Most brokers have been preparing for years for a decline in
cable deals as a result of industry consolidation. And as large players are increasingly
coming from outside of the cable industry -- AT&T, Vulcan Ventures Inc. and America
Online Inc. -- most cable brokers realize that they may be left out of the loop.

"At some point, consolidation will take its
toll," said one operator who asked not to be named. "But these guys are great --
they keep reinventing themselves."

But this doesn't mean the cable side of the business
will go away. Although there may be fewer blockbuster deals, the operator said, smaller
cable companies that are looking to sell are still hiring brokers.

"Where [brokers] have made their money is in peddling
the small stuff," the operator added. "The small guys want representation on
their side."

Communications Equity Associates Inc. chairman and CEO J.
Patrick Michaels believes the current Daniels & Associates management will be able to
continue the business successfully. "I don't think there will be any
change," he said.

Michaels added that about three years ago, several cable
brokers, including Daniels & Associates, were approached by larger Wall Street firms
that were looking to get into the cable business.

While no sale happened at that time, he added that if
Daniels & Associates were to sell out now, Wall Street would be an unlikely buyer.

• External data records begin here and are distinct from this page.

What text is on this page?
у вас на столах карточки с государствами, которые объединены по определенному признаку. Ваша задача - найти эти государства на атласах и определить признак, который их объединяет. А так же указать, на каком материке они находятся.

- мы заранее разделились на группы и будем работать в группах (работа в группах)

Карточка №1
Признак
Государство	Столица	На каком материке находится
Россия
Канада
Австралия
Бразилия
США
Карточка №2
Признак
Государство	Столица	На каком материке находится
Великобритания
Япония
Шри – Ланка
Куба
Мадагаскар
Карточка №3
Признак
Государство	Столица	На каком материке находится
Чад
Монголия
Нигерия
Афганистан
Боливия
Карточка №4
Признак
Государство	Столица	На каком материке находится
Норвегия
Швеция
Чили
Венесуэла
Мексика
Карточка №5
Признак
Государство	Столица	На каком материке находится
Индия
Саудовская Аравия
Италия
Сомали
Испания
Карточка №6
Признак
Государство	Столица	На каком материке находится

"The more likely buyer would be the medium-sized
brokerage firms, like A.G. Edwards [& Sons Inc.] or Raymond James [& Associates
Inc.]," Michaels said. "Medium-sized firms are more likely to try to acquire a
company like that."

Deevy said that although Daniels & Associates was in
discussions with several Wall Street firms three years ago, it was more to create
partnerships, rather than on an outright sale.

"We've always talked about partnerships, and
we'll always entertain that," Deevy said. "We'd love to do IPOs
[initial public offerings] and work in the equity and debt markets."